Oxford Human Rights Festival Exhibition
Oxford Human Rights Festival holds exhibition of photographs by Rohingya refugees. Curated by Shafiur Rahman.
The Oxford Human Rights Festival, run by staff and students at the Centre of Development and Emergency Practice (CENDEP) at Oxford Brookes University, held an exhibition of photographs taken by Rohingya refugees in the camps of Bangladesh. The exhibition entitled “The Next Generation - Young Rohingya Refugees’ was open to the public at the Common Ground workspace in Little Clarendon Street, Oxford between 1-30 September 2021. The curator of the exhibition was Shafiur Rahman.
The participating Rohingya refugee photographers were: Ro Yassin Abdumonab, Zahangir Alam, Haider Ali, Jamal Arkani, Salim Ullah Armany, Mohammed Hossain, Noor Hossain, Mainul Islam, Abul Kalam, Mohammed Salim Khan, Abdul Monaf, Sahat Zia Hero Naing, Samiya `and Mohammed Zonaid. Visit our instagram to read their profiles.
Messages of support received by the exhibition:
Shireen P Huq Coordinator, Standing with Rohingya Women, Naripokkho & Co-convenor, Bangladesh Civil Society Platform on Justice and Accountability for the Rohingyas:
"First of all I want to congratulate the organisers of the exhibition. We have till now been flooded with images captured by photographers from outside the fence. This exhibition is unique in that it portrays images from the inside, and is a collage of happy joyful moments and occasions, as well as those of dire circumstances. I hope that it will also be one of many stepping stones towards justice for the Rohingyas. Great initiative!"
Sara Hossain, Barrister, Supreme Court of Bangladesh & Honorary Executive Director of Bangladesh Legal Aid and Services Trust:
“These photographs by and about the Rohingya community in Bangladesh are a powerful reminder to everyone of how important it is not only to give refuge but to go beyond, to recognize and respect the rights of refugees.”
Professor Dina M. Siddiqi, Faculty of Liberal Studies, New York University
"This powerful exhibition offers an unvarnished view of life in the many Rohingya camps that dot Bangladesh’s border with Myanmar. Mostly black and white, the photographs convey – without pathologizing -- the precarity and sheer material fragility of every day camp life. For the so-called lost generation, as for adults, survival means learning to navigate flash floods, devastating fires, and crumbling infrastructure, along with the soul-crushing demands of hard physical labor in place of any kind of education. Surveillance, policing, and the deprivations of a fearful ‘host’ state hang heavy over all Rohingya lives, young and old. These images do not tell a story of despair, however. The exhibition’s greatest strength lies in its auto-ethnographic sensibility.
The Rohingya photographers gathered here offer a revisioning of sorts, a counternarrative to existing tropes of their community as 'uber' victims.
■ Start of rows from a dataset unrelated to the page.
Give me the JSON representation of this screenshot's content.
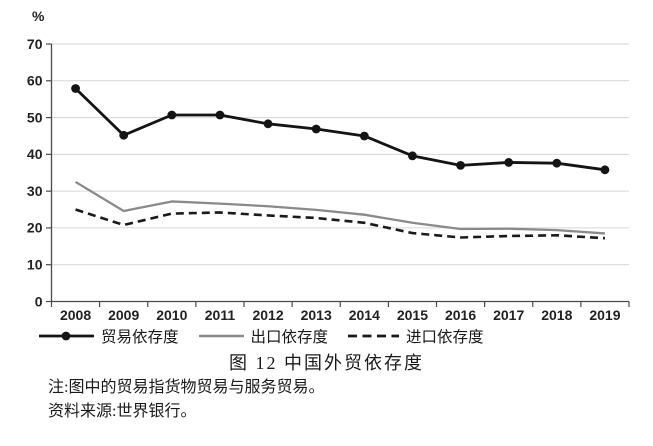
{
  "chart_data": {
    "type": "line",
    "title": "图 12  中国外贸依存度",
    "ylabel": "%",
    "xlabel": "",
    "ylim": [
      0,
      70
    ],
    "yticks": [
      0,
      10,
      20,
      30,
      40,
      50,
      60,
      70
    ],
    "grid": "horizontal",
    "legend_position": "bottom",
    "x": [
      "2008",
      "2009",
      "2010",
      "2011",
      "2012",
      "2013",
      "2014",
      "2015",
      "2016",
      "2017",
      "2018",
      "2019"
    ],
    "series": [
      {
        "name": "贸易依存度",
        "style": "solid-marker",
        "color": "#141414",
        "values": [
          57.9,
          45.2,
          50.7,
          50.7,
          48.3,
          46.9,
          45.0,
          39.6,
          37.0,
          37.8,
          37.6,
          35.8
        ]
      },
      {
        "name": "出口依存度",
        "style": "solid",
        "color": "#8a8a8a",
        "values": [
          32.5,
          24.6,
          27.2,
          26.6,
          25.9,
          24.9,
          23.6,
          21.4,
          19.7,
          19.8,
          19.4,
          18.5
        ]
      },
      {
        "name": "进口依存度",
        "style": "dashed",
        "color": "#1a1a1a",
        "values": [
          25.0,
          20.8,
          23.9,
          24.2,
          23.4,
          22.7,
          21.4,
          18.6,
          17.4,
          17.8,
          18.0,
          17.2
        ]
      }
    ]
  },
  "caption": "图 12  中国外贸依存度",
  "notes": [
    "注:图中的贸易指货物贸易与服务贸易。",
    "资料来源:世界银行。"
  ],
  "colors": {
    "grid": "#d6d6d6",
    "axis": "#4a4a4a",
    "tick_label": "#222222",
    "background": "#ffffff"
  }
}
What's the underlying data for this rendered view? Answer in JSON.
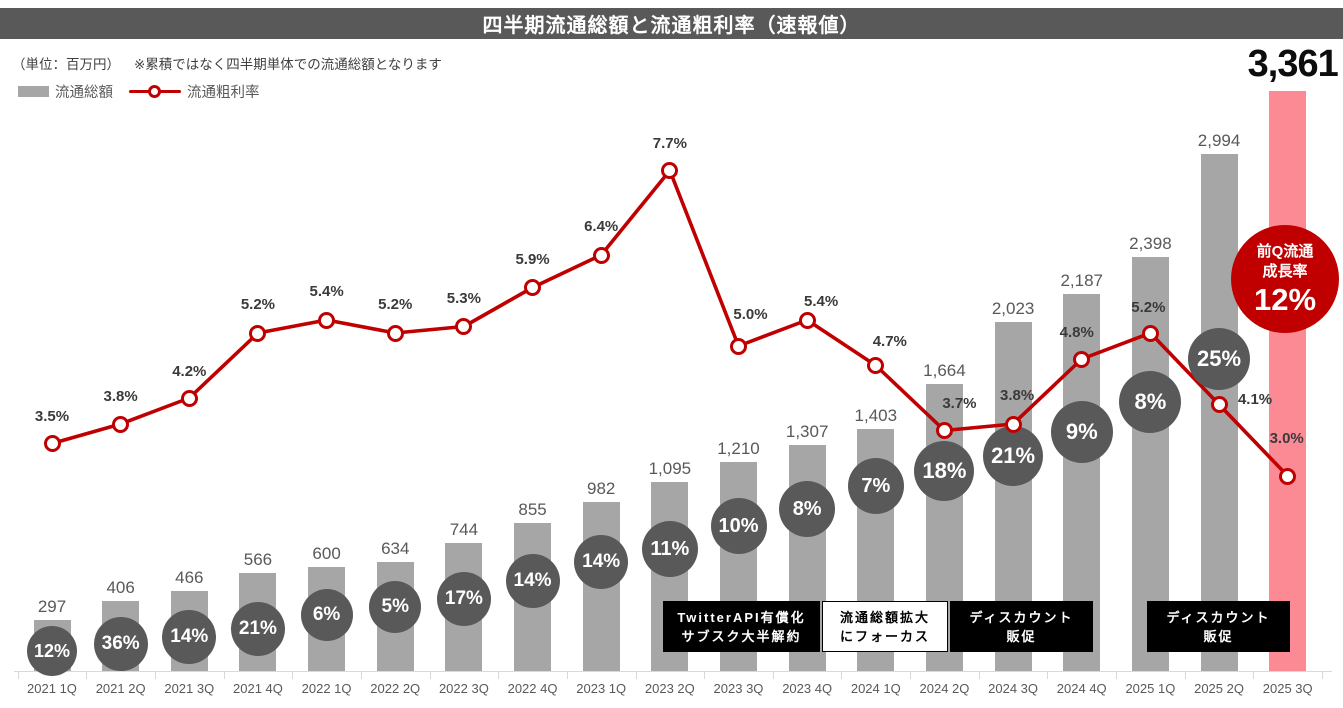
{
  "header": {
    "title": "四半期流通総額と流通粗利率（速報値）"
  },
  "notes": {
    "unit": "（単位：百万円）",
    "caveat": "※累積ではなく四半期単体での流通総額となります"
  },
  "legend": {
    "bar_label": "流通総額",
    "line_label": "流通粗利率"
  },
  "colors": {
    "banner": "#595959",
    "bar": "#a6a6a6",
    "bar_highlight": "#fb8a94",
    "line": "#c00000",
    "growth_circle": "#595959",
    "badge": "#c00000",
    "axis": "#d9d9d9"
  },
  "chart_data": {
    "type": "bar",
    "subtype": "bar+line combo",
    "grid": false,
    "legend_position": "top-left",
    "categories": [
      "2021 1Q",
      "2021 2Q",
      "2021 3Q",
      "2021 4Q",
      "2022 1Q",
      "2022 2Q",
      "2022 3Q",
      "2022 4Q",
      "2023 1Q",
      "2023 2Q",
      "2023 3Q",
      "2023 4Q",
      "2024 1Q",
      "2024 2Q",
      "2024 3Q",
      "2024 4Q",
      "2025 1Q",
      "2025 2Q",
      "2025 3Q"
    ],
    "series": [
      {
        "name": "流通総額",
        "type": "bar",
        "unit": "百万円",
        "values": [
          297,
          406,
          466,
          566,
          600,
          634,
          744,
          855,
          982,
          1095,
          1210,
          1307,
          1403,
          1664,
          2023,
          2187,
          2398,
          2994,
          3361
        ],
        "labels": [
          "297",
          "406",
          "466",
          "566",
          "600",
          "634",
          "744",
          "855",
          "982",
          "1,095",
          "1,210",
          "1,307",
          "1,403",
          "1,664",
          "2,023",
          "2,187",
          "2,398",
          "2,994",
          "3,361"
        ],
        "ylim": [
          0,
          3400
        ]
      },
      {
        "name": "流通粗利率",
        "type": "line",
        "values": [
          3.5,
          3.8,
          4.2,
          5.2,
          5.4,
          5.2,
          5.3,
          5.9,
          6.4,
          7.7,
          5.0,
          5.4,
          4.7,
          3.7,
          3.8,
          4.8,
          5.2,
          4.1,
          3.0
        ],
        "labels": [
          "3.5%",
          "3.8%",
          "4.2%",
          "5.2%",
          "5.4%",
          "5.2%",
          "5.3%",
          "5.9%",
          "6.4%",
          "7.7%",
          "5.0%",
          "5.4%",
          "4.7%",
          "3.7%",
          "3.8%",
          "4.8%",
          "5.2%",
          "4.1%",
          "3.0%"
        ],
        "ylim": [
          0,
          9
        ]
      },
      {
        "name": "前Q比成長率（円内表示）",
        "type": "circle-labels",
        "labels": [
          "12%",
          "36%",
          "14%",
          "21%",
          "6%",
          "5%",
          "17%",
          "14%",
          "14%",
          "11%",
          "10%",
          "8%",
          "7%",
          "18%",
          "21%",
          "9%",
          "8%",
          "25%"
        ]
      }
    ],
    "highlight": {
      "category": "2025 3Q",
      "value_label": "3,361",
      "badge": {
        "line1": "前Q流通",
        "line2": "成長率",
        "value": "12%"
      }
    },
    "annotations": [
      {
        "style": "black",
        "lines": [
          "TwitterAPI有償化",
          "サブスク大半解約"
        ]
      },
      {
        "style": "white",
        "lines": [
          "流通総額拡大",
          "にフォーカス"
        ]
      },
      {
        "style": "black",
        "lines": [
          "ディスカウント",
          "販促"
        ]
      },
      {
        "style": "black",
        "lines": [
          "ディスカウント",
          "販促"
        ]
      }
    ]
  }
}
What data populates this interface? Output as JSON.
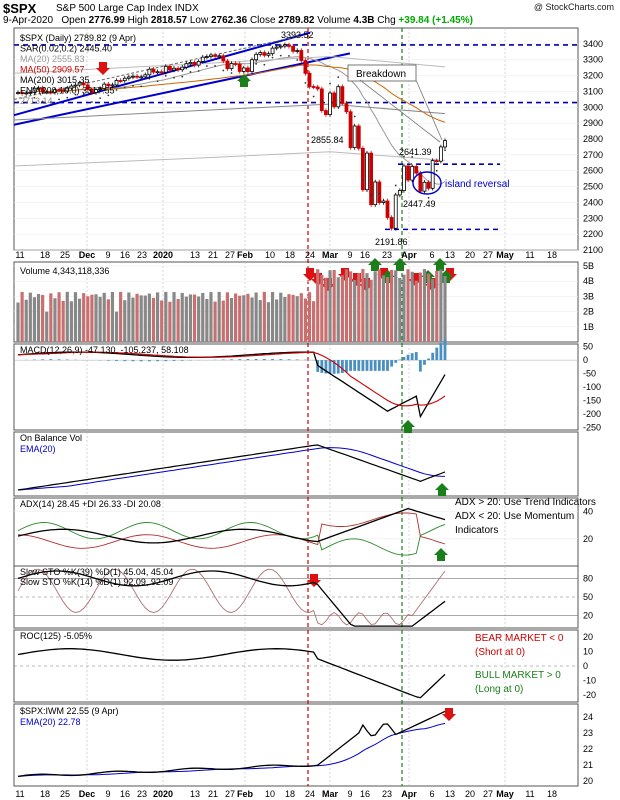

Instead, we get glimpses of what it means to ‘live with’ such infrastructures of statelessness, to see what we might otherwise miss. We are invited into the lives of young men and women who take pleasure in international sports victories, who offer solidarity to Myanmar activists across the border, who aspire to transmit remembered practices to a new generation. Together, these photographs (and captions) force us to think in new ways about an international system that allows for shelter but prohibits employment or education, effectively offering incarceration as salvation. What does it mean to be human, to belong, when all possible futures are foreclosed? More than anything, though, the exhibition is a claim to belonging – a reminder to a forgetful world that Rohingya are still here."
Dr C R Abrar, Educationist and Human Rights Activist; Jyotirmoy Barua, Barrister, Supreme Court of Bangladesh (Joint statement):
"What the Rohingya need is recognition of their group identity, recognition of the crime of genocide that they are victims of, recognition of their status as refugees, and more importantly, recognition that they are human beings with wants and needs like any of us. They deserve to be heard, educated and thus be given the opportunity to organise and speak for themselves and among other things pursue literary and artistic talents, interests and freedom.”
Dr Jeff Crisp, Former Head of UNHCR Policy Development and Evaluation; Research Associate, Refugee Studies Centre, Oxford & Chatham House, London:
"The Next Generation' is a unique exhibition of photos, focusing on the daily lives of the one million Rohingya refugees who have fled from Myanmar to Bangladesh. Taken by refugees themselves, the photos provide a moving insight into the courageous and creative ways that the refugees are coping with life in exile.”
Shahidul Alam, Time Magazine Person of the Year 2018, CPJ International Press Freedom Award winner, Bangladeshi photographer, writer, curator and human rights activist:
"To tell one's own story, to have voice, to be heard, should never be things one has to strive for, but for the Rohingya refugees in Bangladesh, that too is an aspiration. Their photographs show their struggles, and their reality. They also show hope. But above all they show their humanity. Hopefully they will reawaken ours".